Palmer Amaranth, a member of the pigweed family, was first officially identified in Iowa in September, 2013. As of spring 2014, there were documented cases in Harrison, Page, Muscatine, Fremont and Davis counties, though experts suspect it’s more widespread. Herbicide resistance, primarily to glyphosate, is an issue.

Iowa State University (ISU) Extension and Outreach weed specialists say it’s not too late to keep Palmer from spreading if farmers take action now. The Iowa Soybean Association (ISA) and ISU Extension are working together to provide information to keep the weed at bay.

“We’re at a point that we can really restrict how quickly it spreads. We can’t say that about most weeds,” said Mike Owen, ISU weed specialist. “If we ignore it, in the next 10 years it could be infesting half the (row crop) acres in Iowa.”

That will decimate yields and the bottom line, officials contend.

Native to the southwest United States, Palmer has slowly migrated north. It looks almost identical to waterhemp, the most prevalent herbicide-resistant weed in Iowa, but is more hardy and tougher to control.

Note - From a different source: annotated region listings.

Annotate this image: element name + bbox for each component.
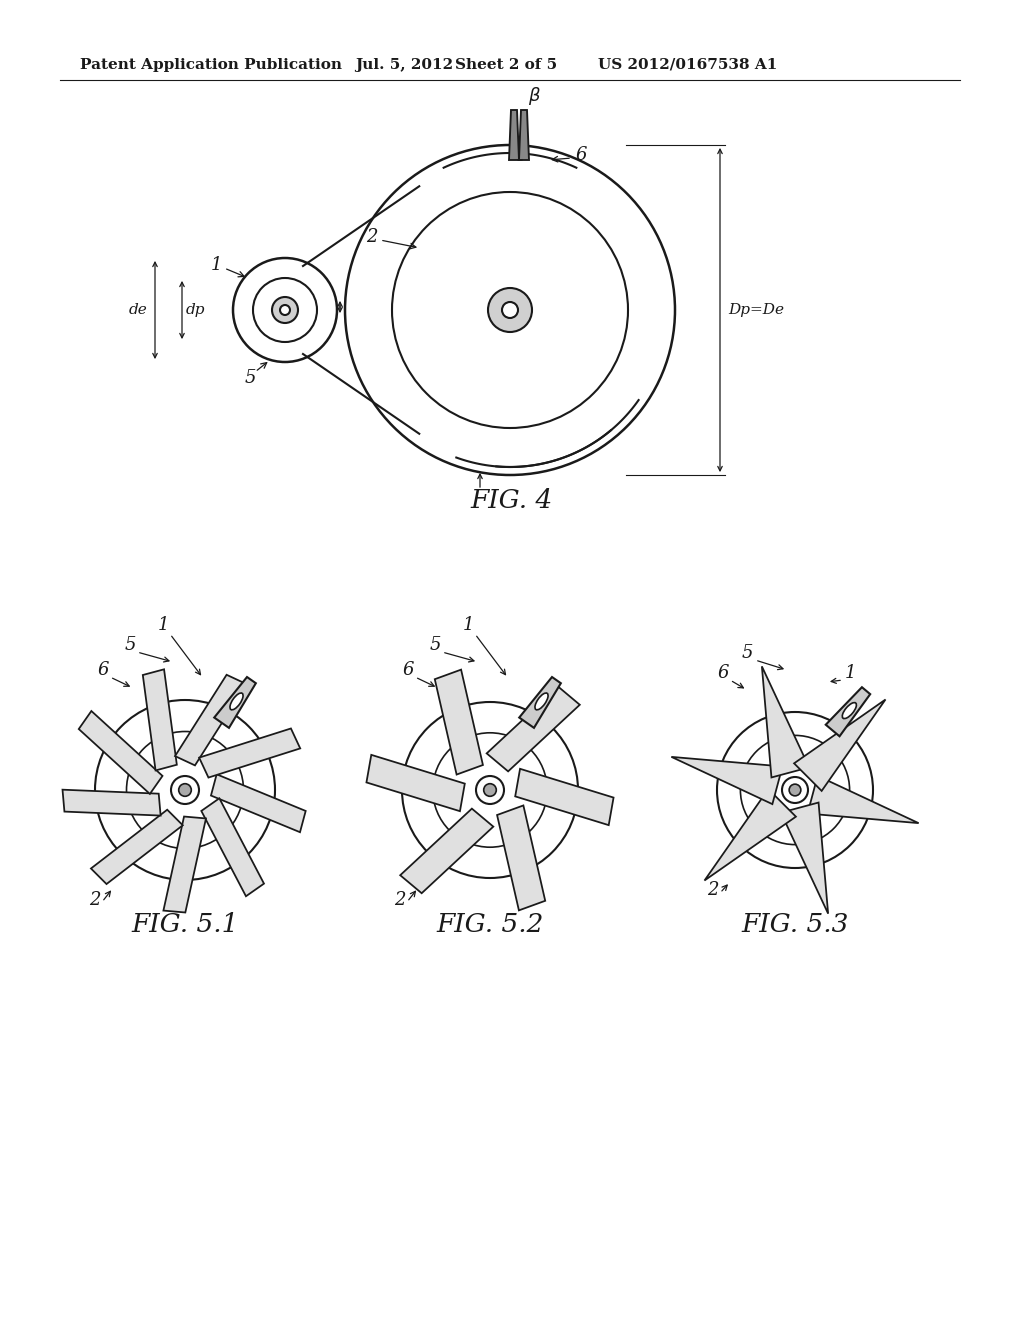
Polygon shape: [202, 799, 264, 896]
Polygon shape: [808, 776, 919, 824]
Polygon shape: [367, 755, 465, 812]
Text: Patent Application Publication: Patent Application Publication: [80, 58, 342, 73]
Circle shape: [790, 784, 801, 796]
Text: 1: 1: [844, 664, 856, 682]
Text: 6: 6: [575, 147, 587, 164]
Text: de: de: [128, 304, 147, 317]
Circle shape: [502, 302, 518, 318]
Text: 2: 2: [367, 228, 378, 246]
Ellipse shape: [230, 693, 243, 710]
Polygon shape: [79, 711, 163, 793]
Polygon shape: [519, 677, 561, 727]
Text: $\beta$: $\beta$: [528, 84, 541, 107]
Polygon shape: [62, 789, 161, 816]
Text: FIG. 5.3: FIG. 5.3: [741, 912, 849, 937]
Circle shape: [782, 777, 808, 803]
Polygon shape: [435, 669, 483, 775]
Polygon shape: [497, 805, 545, 911]
Polygon shape: [825, 688, 870, 737]
Text: 6: 6: [402, 661, 414, 678]
Polygon shape: [214, 677, 256, 727]
Text: 6: 6: [717, 664, 729, 682]
Polygon shape: [199, 729, 300, 777]
Polygon shape: [164, 817, 206, 912]
Text: 2: 2: [708, 880, 719, 899]
Polygon shape: [781, 803, 828, 913]
Polygon shape: [175, 675, 247, 766]
Circle shape: [483, 784, 497, 796]
Text: 2: 2: [394, 891, 406, 909]
Polygon shape: [519, 110, 529, 160]
Polygon shape: [142, 669, 177, 771]
Circle shape: [179, 784, 191, 796]
Text: 5: 5: [741, 644, 753, 663]
Text: 1: 1: [462, 616, 474, 634]
Polygon shape: [211, 775, 306, 832]
Circle shape: [280, 305, 290, 315]
Text: FIG. 4: FIG. 4: [471, 487, 553, 512]
Ellipse shape: [535, 693, 548, 710]
Text: 5: 5: [429, 636, 440, 653]
Text: 5: 5: [245, 370, 256, 387]
Polygon shape: [515, 768, 613, 825]
Ellipse shape: [843, 702, 856, 718]
Polygon shape: [486, 686, 580, 771]
Text: 5: 5: [124, 636, 136, 653]
Text: 2: 2: [89, 891, 100, 909]
Text: Sheet 2 of 5: Sheet 2 of 5: [455, 58, 557, 73]
Text: FIG. 5.2: FIG. 5.2: [436, 912, 544, 937]
Polygon shape: [400, 809, 494, 894]
Text: dp: dp: [186, 304, 206, 317]
Polygon shape: [762, 667, 809, 777]
Text: Dp=De: Dp=De: [728, 304, 784, 317]
Text: Jul. 5, 2012: Jul. 5, 2012: [355, 58, 454, 73]
Text: FIG. 5.1: FIG. 5.1: [131, 912, 239, 937]
Text: US 2012/0167538 A1: US 2012/0167538 A1: [598, 58, 777, 73]
Circle shape: [476, 776, 504, 804]
Polygon shape: [672, 756, 782, 804]
Polygon shape: [705, 789, 796, 880]
Text: 1: 1: [211, 256, 222, 275]
Circle shape: [272, 297, 298, 323]
Text: 1: 1: [158, 616, 169, 634]
Polygon shape: [509, 110, 519, 160]
Polygon shape: [91, 809, 182, 884]
Polygon shape: [794, 700, 886, 791]
Circle shape: [171, 776, 199, 804]
Text: 6: 6: [97, 661, 109, 678]
Circle shape: [488, 288, 532, 333]
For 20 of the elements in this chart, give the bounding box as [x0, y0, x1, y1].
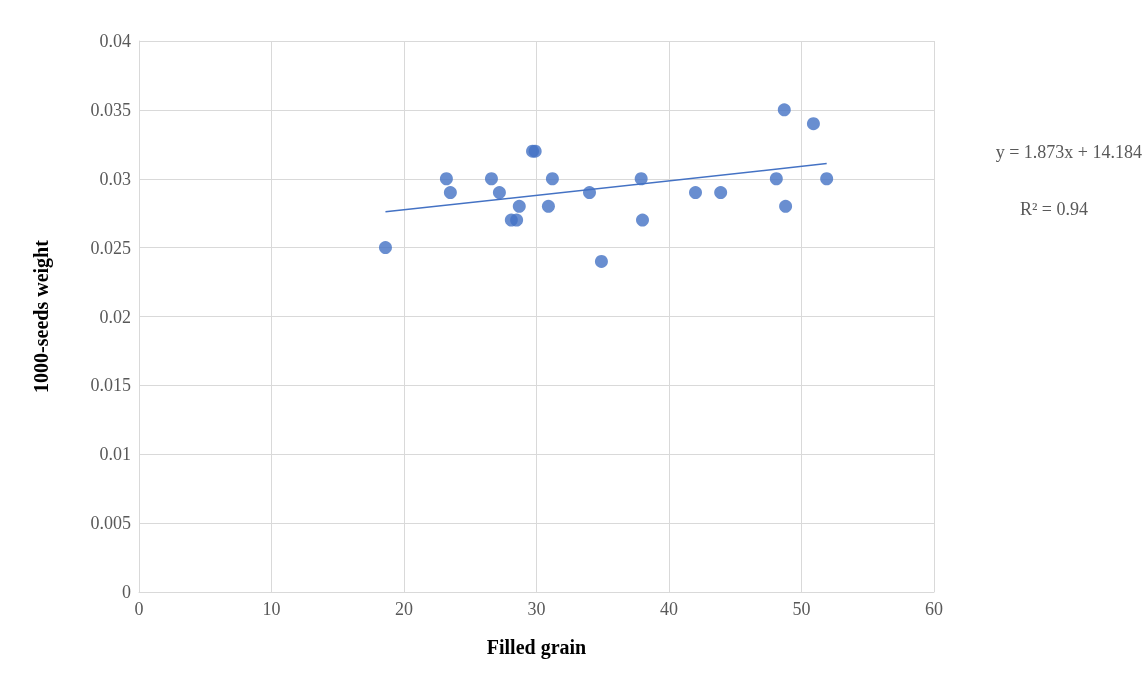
y-tick-label: 0.005: [90, 513, 131, 534]
x-tick-label: 30: [527, 599, 546, 619]
y-tick-label: 0.03: [99, 168, 131, 189]
y-axis-title: 1000-seeds weight: [30, 239, 53, 393]
text: y = 1.873x + 14.184: [995, 142, 1143, 162]
x-tick-label: 20: [395, 599, 413, 619]
y-tick-label: 0: [122, 582, 131, 602]
y-tick-label: 0.015: [90, 375, 131, 396]
y-tick-label: 0.04: [99, 31, 131, 51]
x-tick-label: 10: [262, 599, 281, 619]
x-tick-label: 60: [925, 599, 943, 619]
text: R² = 0.94: [1019, 199, 1089, 219]
y-tick-label: 0.035: [90, 99, 131, 120]
x-tick-label: 50: [792, 599, 811, 619]
y-tick-label: 0.025: [90, 237, 131, 258]
x-tick-label: 40: [660, 599, 678, 619]
y-tick-label: 0.02: [99, 306, 131, 327]
x-tick-label: 0: [134, 599, 144, 619]
y-tick-label: 0.01: [99, 444, 131, 465]
x-axis-title: Filled grain: [486, 636, 587, 659]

Palmer produces twice the amount of biomass as waterhemp, which means it steals more water and nutrients from crops. It can grow tall, producing a large canopy, which interferes with photosynthesis of soybeans.

“Based on experience down South, it will eat up a soybean crop. There may not be an opportunity to harvest,” Owen said.

A mild to moderate infestation of Palmer can result in yield losses of up to 30 percent. That could mean a potential revenue hit of more than $200 per acre.

“A farmer can easily get their money back in control,” Owen added.

Early identification and action are critical to mitigate the spread of Palmer, experts agree.

Late May is the time to start scouting for the weed, experts say. However, vigilance all during the growing season is important since Palmer will germinate in the late summer and fall, which waterhemp usually doesn’t.

Palmer and waterhemp have morphological differences. Palmer generally has a longer and thicker flower stalk than waterhemp. The bracts (modified leaves at the base of flowers) of Palmer are 3 to 7 millimeters long, while waterhemp bracts are shorter.

“The difficulties differentiating between the two could be the downfall of containing it,” said Dr. Bob Hartzler, ISU weed expert. Owen and Hartzler will help farmers with identification.

Ed Anderson, ISA senior director of Supply and Production Systems, said not identifying specific weeds, as some farmers tend to do, could prove costly.

“There’s increasing importance to know what species you have in order to figure out better prescriptive control methods,” Anderson said.

Control strategies that work for waterhemp will work for Palmer. But the difference is waterhemp is a “relatively wimpy weed” and farmers can get by with weaker herbicide doses. That’s not the case with Palmer, which is why identification is so important.

Owen and Hartzler urge farmers to use soil-applied, residual herbicides and multiple effective modes of action to control Palmer. Group 3, 15 and some group 14 products work well. Post-emergent products are limited due to herbicide resistance, and should be used sparingly.

Good intentions, but only using herbicide will no longer cut it.

“All that does is continue to lead us down the path of resistance and increase the problem,” Owen said. “The buzz word, as it has been, is diversity. Anything that is simple and convenient isn’t sustainable.”

Cover crops and spot cultivation are also effective control measures.

Owen said there’s still time for farmers to act. Some of the first cases of Palmer were in sandy fields.

“That tells me at this point it’s probably not really well adapted to our highly productive soils. But it will adapt,” Hartzler said. “Managing fields differently and appropriately is the way to do it.